Nella programmazione definita a metà dello scorso decennio, i 22 F-35B destinati alla Marina Militare sarebbero stati consegnati secondo un calendario che avrebbe permesso di conseguire due obiettivi: il conseguimento della IOC del «sistema portaerei» nel 2021 e la graduale dismissione dei velivoli Harrier II Plus. La rimodulazione maturata dopo la decisione di ridurre a 90 il numero di esemplari complessivi di F-35 italiani ha spostato in avanti l’acquisizione delle 15 macchine e ha fatto slittare al 2024 l’ottenimento dell’IOC per il «sistema portaerei», obiettivo questo raggiungibile avendo in linea un congruo numero di velivoli imbarcati. In tal modo, il completamento delle consegne dei 15 F-35B assegnati alla Marina Militare garantirà il raggiungimento della FOC (Full Operational Capability) entro il 2030, sia la conclusione del ritiro dalla linea degli Harrier II Plus.
Sinergie e possibili soluzioni
Il concetto strategico divulgato di recente dallo Stato Maggiore della Difesa contiene alcuni importanti passaggi, fra cui il raggiungimento dell’obiettivo dell’efficienza sistemica, un miglioramento dell’architettura organizzativa delle Forze armate attraverso l’eliminazione di ridondanze e duplicazioni, e i requisiti di proiettabilità e rischierabilità di reparti terrestri, navali e aerei, integrabili e scalabili secondo logiche joint by design ed expeditionary, attivabili in tempi ristretti e con un adeguato livello di autonomia operativa e logistica. In sostanza e applicando queste considerazioni agli F-35B italiani, s’invoca un più marcato ricorso alla sinergia.

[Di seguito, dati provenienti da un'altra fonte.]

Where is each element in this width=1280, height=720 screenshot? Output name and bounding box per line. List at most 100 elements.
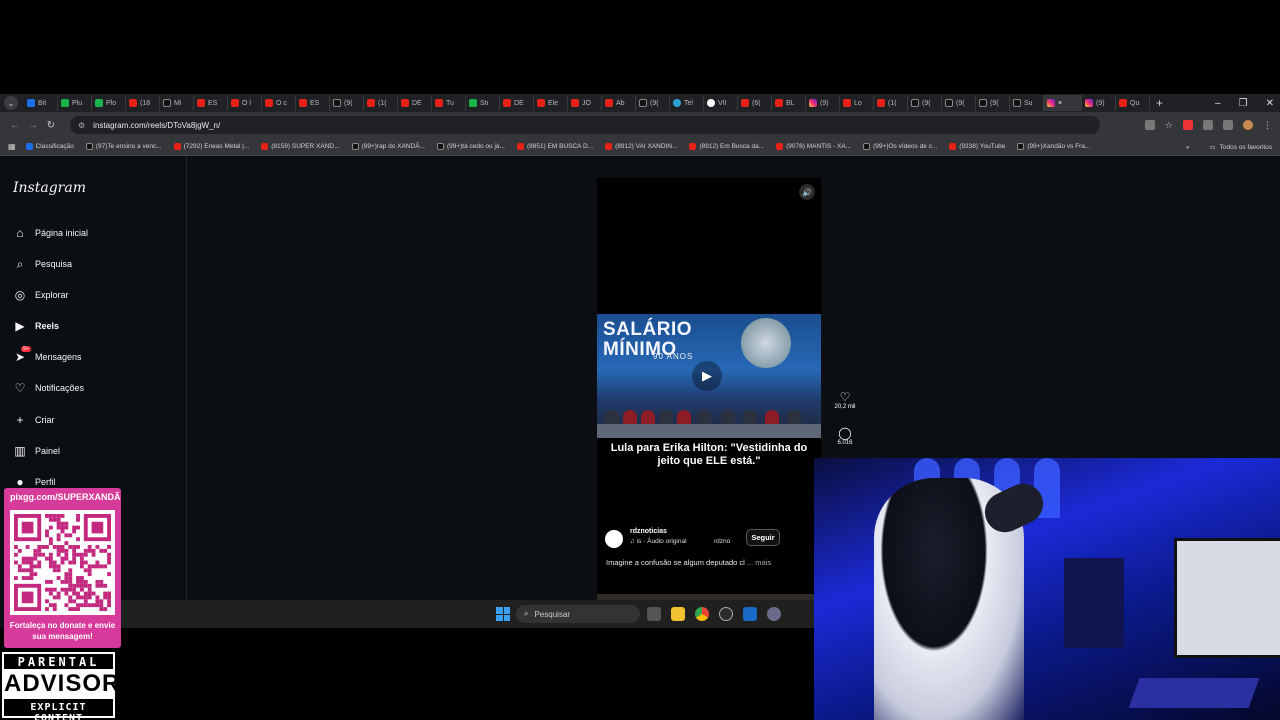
browser-tab[interactable]: (9(: [976, 95, 1010, 111]
browser-tab[interactable]: DE: [500, 95, 534, 111]
app-icon[interactable]: [719, 607, 733, 621]
back-button[interactable]: ←: [6, 120, 24, 131]
reel-video[interactable]: SALÁRIO MÍNIMO 90 ANOS ▶: [597, 314, 821, 438]
tab-media-icon[interactable]: [1223, 120, 1233, 130]
chrome-icon[interactable]: [695, 607, 709, 621]
sidebar-item-reels[interactable]: ▶ Reels: [13, 319, 59, 333]
sidebar-item-home[interactable]: ⌂ Página inicial: [13, 226, 88, 240]
audio-label[interactable]: ♫ is · Áudio original: [630, 538, 687, 545]
site-info-icon[interactable]: ⚙: [78, 121, 85, 130]
settings-icon[interactable]: [767, 607, 781, 621]
tab-search-button[interactable]: ⌄: [4, 96, 18, 110]
browser-tab[interactable]: (18: [126, 95, 160, 111]
reel-player[interactable]: 🔊 SALÁRIO MÍNIMO 90 ANOS ▶ Lula para Erik…: [597, 178, 821, 618]
bookmark-item[interactable]: (99+)Xandão vs Fra...: [1017, 143, 1090, 150]
heart-icon[interactable]: ♡: [833, 390, 857, 404]
tab-favicon-icon: [1085, 99, 1093, 107]
maximize-button[interactable]: ❐: [1239, 98, 1248, 109]
browser-tab[interactable]: Tu: [432, 95, 466, 111]
browser-tab[interactable]: (9(: [942, 95, 976, 111]
browser-tab[interactable]: BL: [772, 95, 806, 111]
reload-button[interactable]: ↻: [42, 120, 60, 131]
browser-tab[interactable]: Plo: [92, 95, 126, 111]
browser-tab[interactable]: (9(: [908, 95, 942, 111]
sidebar-item-profile[interactable]: ● Perfil: [13, 475, 55, 489]
caption-more-link[interactable]: ... mais: [747, 558, 771, 567]
bookmark-item[interactable]: (8159) SUPER XAND...: [261, 143, 340, 150]
browser-tab[interactable]: Tel: [670, 95, 704, 111]
extensions-puzzle-icon[interactable]: [1203, 120, 1213, 130]
file-explorer-icon[interactable]: [671, 607, 685, 621]
browser-menu-icon[interactable]: ⋮: [1263, 120, 1272, 131]
browser-tab[interactable]: Stı: [466, 95, 500, 111]
browser-tab[interactable]: ES: [296, 95, 330, 111]
comment-icon[interactable]: ◯: [833, 426, 857, 440]
browser-tab[interactable]: Su: [1010, 95, 1044, 111]
task-view-icon[interactable]: [647, 607, 661, 621]
windows-start-icon[interactable]: [496, 607, 510, 621]
browser-tab[interactable]: Lo: [840, 95, 874, 111]
bookmark-item[interactable]: (99+)tá cedo ou já...: [436, 143, 505, 150]
bookmark-item[interactable]: (97)Te ensino a venc...: [85, 143, 162, 150]
comment-action[interactable]: ◯ 6.016: [833, 426, 857, 446]
sidebar-item-create[interactable]: + Criar: [13, 413, 54, 427]
bookmark-item[interactable]: (9338) YouTube: [949, 143, 1005, 150]
all-favorites-folder[interactable]: » ▭ Todos os favoritos: [1186, 138, 1272, 155]
browser-tab[interactable]: (9): [806, 95, 840, 111]
bookmark-item[interactable]: (8912) VAI XANDIN...: [605, 143, 677, 150]
tab-active[interactable]: ×: [1044, 95, 1082, 111]
minimize-button[interactable]: –: [1215, 98, 1221, 109]
taskbar-search[interactable]: ⌕ Pesquisar: [516, 605, 640, 623]
browser-tab[interactable]: (1(: [364, 95, 398, 111]
bookmark-item[interactable]: (99+)Os vídeos de c...: [863, 143, 937, 150]
sidebar-item-dashboard[interactable]: ▥ Painel: [13, 444, 60, 458]
browser-tab[interactable]: (9(: [330, 95, 364, 111]
install-app-icon[interactable]: [1144, 120, 1155, 130]
extension-icon[interactable]: [1183, 120, 1193, 130]
sidebar-item-explore[interactable]: ◎ Explorar: [13, 288, 69, 302]
bookmark-item[interactable]: (99+)rap do XANDÃ...: [351, 143, 425, 150]
browser-tab[interactable]: O l: [228, 95, 262, 111]
browser-tab[interactable]: VII: [704, 95, 738, 111]
bookmark-item[interactable]: (8851) EM BUSCA D...: [516, 143, 593, 150]
url-input[interactable]: ⚙ instagram.com/reels/DToVa8jgW_n/: [70, 116, 1100, 134]
profile-avatar[interactable]: [1243, 120, 1253, 130]
browser-tab[interactable]: Ab: [602, 95, 636, 111]
browser-tab[interactable]: (1(: [874, 95, 908, 111]
bookmark-item[interactable]: (9078) MANTIS - XA...: [776, 143, 851, 150]
bookmark-star-icon[interactable]: ☆: [1165, 120, 1173, 131]
volume-icon[interactable]: 🔊: [799, 184, 815, 200]
browser-tab[interactable]: (6(: [738, 95, 772, 111]
like-action[interactable]: ♡ 20,2 mil: [833, 390, 857, 410]
sidebar-item-search[interactable]: ⌕ Pesquisa: [13, 257, 72, 271]
author-avatar[interactable]: [605, 530, 623, 548]
browser-tab[interactable]: ES: [194, 95, 228, 111]
new-tab-button[interactable]: +: [1156, 96, 1163, 110]
chevron-more-icon[interactable]: »: [1186, 144, 1190, 151]
tab-label: Qu: [1130, 99, 1140, 107]
tab-favicon-icon: [877, 99, 885, 107]
sidebar-item-messages[interactable]: ➤ Mensagens 9+: [13, 346, 82, 364]
instagram-logo[interactable]: Instagram: [13, 180, 86, 196]
forward-button[interactable]: →: [24, 120, 42, 131]
browser-tab[interactable]: (9): [1082, 95, 1116, 111]
browser-tab[interactable]: O c: [262, 95, 296, 111]
sidebar-item-notifications[interactable]: ♡ Notificações: [13, 381, 84, 395]
author-name[interactable]: rdznoticias: [630, 528, 667, 535]
browser-tab[interactable]: Bit: [24, 95, 58, 111]
bookmark-item[interactable]: (8912) Em Busca da...: [689, 143, 764, 150]
browser-tab[interactable]: Plu: [58, 95, 92, 111]
play-icon[interactable]: ▶: [692, 361, 722, 391]
browser-tab[interactable]: Ele: [534, 95, 568, 111]
browser-tab[interactable]: JO: [568, 95, 602, 111]
follow-button[interactable]: Seguir: [746, 529, 780, 546]
steam-icon[interactable]: [743, 607, 757, 621]
browser-tab[interactable]: DE: [398, 95, 432, 111]
browser-tab[interactable]: Qu: [1116, 95, 1150, 111]
bookmark-item[interactable]: (7292) Eneas Metal |...: [173, 143, 249, 150]
browser-tab[interactable]: Mi: [160, 95, 194, 111]
bookmark-item[interactable]: Classificação: [25, 143, 74, 150]
browser-tab[interactable]: (9(: [636, 95, 670, 111]
close-window-button[interactable]: ✕: [1266, 98, 1274, 109]
apps-grid-icon[interactable]: ▦: [8, 142, 16, 151]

Un esempio di possibile applicazione della sinergia potrebbe essere il seguente: assumendo di dover intervenire — nell’ambito di una coalizione — in Africa o nel Golfo Persico, i velivoli dell’Aeronautica Militare (per esempio gli F-35A e un paio di aerocisterne) potrebbero essere rischierate in un aeroporto con una pista sufficientemente lunga, assieme a tutte le strutture necessarie a ospitare velivoli e personale di supporto operativo, tecnico e logistico: da parte sua, un gruppo navale incentrato sulla portaerei Cavour (con un gruppo di 12-15 F-35B imbarcati) e comprendente un paio di unità di scorta e un rifornitore, opererebbe al largo della costa più vicina all’area d’intervento. Grazie al propedeutico addestramento congiunto fra i «Lightning II» delle due Forze armate, in un siffatto scenario, i velivoli opererebbero insieme, sotto l’egida di un air component commander, supportati ove necessario dalle aerocisterne, mentre il gruppo «Cavour» si sposterebbe lungo la costa in funzione delle esigenze tattiche del momento, oltreché essere rapidamente riconfigurabile per altre esigenze operative e/o umanitarie. Questa sinergia verrebbe ampliata qualora della coalizione facessero parte altre risorse di natura combat e di combat support, analogamente a quanto avvenuto durante l’operazione Enduring Freedom, ma con gli opportuni miglioramenti qualitativi nel frattempo intervenuti grazie alle tecnologie disponibili. 8
Le capacità expeditionary della componente aerotattica della Marina
Militare sono evidenziate dalla panoplia di armi e sensori in dotazione a
questo Harrier II Plus, call sign «Wolf», del Gruppo aerei imbarcati.
NOTE
(1) La partecipazione della RAF all’operazione ebbe un costo di 4 milioni di sterline al giorno, comprese 40.000 sterline giornaliere per le camere d’albergo di piloti e specialisti rischierati a Gioia del Colle. (2) Usando le proprie capacità di Sensor Fusion, il «Lightning II» può localizzare, ingaggiare e neutralizzare bersagli multipli ben prima di essere scoperto a sua volta dai sensori avversari.